There’s Little Upside Left in General Electric (GE)

Advertisement

Giant industrial conglomerate General Electric Company (NYSE:GE) just got done delivering a mixed bag for its fiscal first quarter. While GE earnings managed to narrowly beat analysts’ expectations, revenues missed, and both the top and bottom lines experienced significant drops.

There's Little Upside Left in General Electric (GE)The latter says much more about the state of GE than the former.

GE stock has been relatively lackluster over the past five years, producing a total return of just more than 60% — not bad, but about 30 percentage points worse than the S&P 500 over that time. And after General Electric’s latest report, there’s little reason to believe there’s much more near-term upside to look forward to.

GE First-Quarter Earnings

General Electric reported revenue of $29.34 billion, a 12.5% year-over-year drop that easily missed expectations of $34.23 billion. Meanwhile, GE also produced a $13.6 billion ($1.35 per share) net loss, though most of that was fueled by a $16 billion charge tied to its planned sale of assets from its financial arm, GE Capital. Backing out those charges, GE earned 31 cents per share to beat estimates by a penny.

Other notes:

  • GE was hurt by the prevailing low oil prices, as well as major currency headwinds. GE derives about 12% of its revenue from the oil & gas sector. Revenue from the oil unit dropped 8% while profit slipped 3%.
  • About 52% of the company’s revenue comes from international markets — it operates in 175 countries around the world and employs about 305,000 people — leaving it heavily exposed to currency headwinds. In fact, GE pinned close to $1 billion loss on the strong dollar.
  • GE’s core industrial segment — what General Electric is hoping to fall back on while exiting its financial businesses — was a mixed bag, with its revenue falling 3% (slightly up on constant currency) and profits up 9%.

Sale of GE Capital Baked into Shares

GE’s financial arm has acted as a huge drag on the company ever since Dodd-Frank Act determined back in 2010 that companies with large finance operations such as GE should be subjected to tougher capital and regulatory standards. GE used earnings from its then highly profitable finance arm to mask weaknesses in its other businesses for years, and when SEC fined the company heavily for subprime lending in 2008, GE was nearly brought down to its knees.

GE Capital has been labeled as a ‘‘systematically important financial institution’’ under Dodd-Frank, and the company has been working hard to trim the size of the business, from $538 billion in 2008 to $363 billion by the end of 2014. The company has a target to reduce the size of GE Capital to just $90 billion by 2018.

Well, about a week ago, General Electric announced that it planned on selling much of its assets in its GE Capital financial arm, and that it would return $50 billion from the proceeds to shareholders in the form of share buybacks.
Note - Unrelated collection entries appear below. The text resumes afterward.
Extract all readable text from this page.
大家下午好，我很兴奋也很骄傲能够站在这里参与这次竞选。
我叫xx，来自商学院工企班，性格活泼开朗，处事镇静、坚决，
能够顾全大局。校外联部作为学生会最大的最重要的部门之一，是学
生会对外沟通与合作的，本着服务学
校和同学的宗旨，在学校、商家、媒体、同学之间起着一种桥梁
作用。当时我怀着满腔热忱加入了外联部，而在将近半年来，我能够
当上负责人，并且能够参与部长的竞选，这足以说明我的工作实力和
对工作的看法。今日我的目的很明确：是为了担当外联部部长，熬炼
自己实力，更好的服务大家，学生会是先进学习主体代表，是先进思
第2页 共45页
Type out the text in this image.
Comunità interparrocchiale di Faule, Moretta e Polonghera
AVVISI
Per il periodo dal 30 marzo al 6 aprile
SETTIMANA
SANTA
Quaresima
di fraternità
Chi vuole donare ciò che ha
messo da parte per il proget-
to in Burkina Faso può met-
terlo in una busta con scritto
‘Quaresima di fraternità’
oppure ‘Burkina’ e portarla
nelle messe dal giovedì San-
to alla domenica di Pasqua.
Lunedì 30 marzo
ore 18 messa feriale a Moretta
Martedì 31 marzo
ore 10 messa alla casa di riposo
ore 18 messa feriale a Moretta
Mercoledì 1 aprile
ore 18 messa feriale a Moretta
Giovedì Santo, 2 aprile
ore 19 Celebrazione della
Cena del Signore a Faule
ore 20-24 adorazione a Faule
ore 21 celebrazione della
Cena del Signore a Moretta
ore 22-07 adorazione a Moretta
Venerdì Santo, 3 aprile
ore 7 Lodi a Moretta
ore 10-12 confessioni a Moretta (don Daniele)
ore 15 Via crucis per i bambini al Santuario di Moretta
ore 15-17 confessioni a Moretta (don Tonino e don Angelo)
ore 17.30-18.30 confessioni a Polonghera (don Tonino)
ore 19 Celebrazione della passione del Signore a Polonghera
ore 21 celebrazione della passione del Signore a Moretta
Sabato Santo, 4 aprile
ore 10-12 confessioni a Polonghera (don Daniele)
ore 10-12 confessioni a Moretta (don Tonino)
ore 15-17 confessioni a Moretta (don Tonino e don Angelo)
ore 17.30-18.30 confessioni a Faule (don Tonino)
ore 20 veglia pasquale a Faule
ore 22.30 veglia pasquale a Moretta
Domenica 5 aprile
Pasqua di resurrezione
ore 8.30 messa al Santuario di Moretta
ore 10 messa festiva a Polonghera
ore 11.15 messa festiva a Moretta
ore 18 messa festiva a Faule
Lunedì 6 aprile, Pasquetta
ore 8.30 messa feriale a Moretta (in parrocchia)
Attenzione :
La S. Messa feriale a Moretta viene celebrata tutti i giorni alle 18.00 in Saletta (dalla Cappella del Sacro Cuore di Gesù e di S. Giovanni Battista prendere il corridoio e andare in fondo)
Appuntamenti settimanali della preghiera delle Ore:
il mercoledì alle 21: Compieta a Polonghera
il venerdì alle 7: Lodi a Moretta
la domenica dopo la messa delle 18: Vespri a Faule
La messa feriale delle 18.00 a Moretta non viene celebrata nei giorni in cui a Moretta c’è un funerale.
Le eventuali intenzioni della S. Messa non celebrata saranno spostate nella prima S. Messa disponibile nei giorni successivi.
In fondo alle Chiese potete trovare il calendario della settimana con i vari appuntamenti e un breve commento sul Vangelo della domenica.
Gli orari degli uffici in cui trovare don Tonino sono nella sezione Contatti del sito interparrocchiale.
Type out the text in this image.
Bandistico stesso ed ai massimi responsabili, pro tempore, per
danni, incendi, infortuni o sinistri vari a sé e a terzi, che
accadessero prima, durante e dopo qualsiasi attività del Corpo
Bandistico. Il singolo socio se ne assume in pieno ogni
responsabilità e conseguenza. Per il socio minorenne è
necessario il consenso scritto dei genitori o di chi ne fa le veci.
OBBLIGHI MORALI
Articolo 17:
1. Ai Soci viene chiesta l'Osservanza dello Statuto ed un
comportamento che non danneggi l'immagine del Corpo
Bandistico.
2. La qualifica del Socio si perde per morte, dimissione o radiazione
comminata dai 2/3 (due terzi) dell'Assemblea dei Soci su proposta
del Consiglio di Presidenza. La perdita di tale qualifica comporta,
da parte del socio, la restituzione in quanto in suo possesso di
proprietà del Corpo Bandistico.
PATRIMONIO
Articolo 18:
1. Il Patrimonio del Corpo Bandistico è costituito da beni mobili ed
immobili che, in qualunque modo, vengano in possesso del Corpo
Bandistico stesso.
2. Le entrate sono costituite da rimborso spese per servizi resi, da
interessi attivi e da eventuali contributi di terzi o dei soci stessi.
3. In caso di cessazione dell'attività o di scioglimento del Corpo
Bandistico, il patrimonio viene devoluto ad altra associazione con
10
GE estimates that divesting its financial arm will help it to eventually return around $90 billion to shareholders. (As a note, GE previously spun off its private-label credit card arm, Synchrony Financial (NYSE:SYF), in a public offering that raised $2.9 billion.)

The announcement of the sale sparked a huge rally of roughly 15% in GE stock. It’s great news for General Electric … but really the only near-term positive worth noting. And most of those gains have stuck, so it’s safe to say that at this point, optimism over the GE Capital asset sale is baked into shares.

Many Moving Parts

General Electric has many moving parts, but many of these important segments are currently underperforming; the industrial, aviation and oil segments are all struggling right now.

GE has a target that 90% of its revenue in 2018 should come from its industrial unit. Many of the company’s investors are banking on the fact that industrial companies usually sport a considerably higher valuations than financial companies. But that fact alone might not be enough to drive any significant share gains.

GE currently sports a price-to-earnings ratio of 16, which is comparable to that of United Technologies Corporation (NYSE:UTX), and only slightly lower than Honeywell International Inc. (NYSE:HON) reading of 17. That’s bad on its own. What’s worse is that UTX has been growing earnings at a 4.9% clip over the last five years while Honeywell has been growing at 17%. In comparison, GE has only been managing anemic 1.4% growth.

General Electric’s industrial unit has to get its act together for GE to start growing earnings at a more respectable clip; right now, there’s little evidence to support the notion that GE’s shrinking finance arm will help the company’s valuation in a significant way. General Electric has been shedding assets for years, and growth has been hard to come by; GE revenues have fallen from $164.3 billion in 2008 to $152.6 billion in 2014.

The company’s other segments have simply been unable to fill the void left by the shrinking finance business.

The Bottom Line

The divestiture of GE Capital assets are likely to make General Electric’s earnings more predictable, and the redistribution of cash back into shares will at least prop up the stock.

But it’s hard to see any other real catalysts for GE stock going forward. Right now, the recipe appears to be one of flat performance over the coming months at the least.

As of this writing, Brian Wu did not hold a position in any of the aforementioned securities.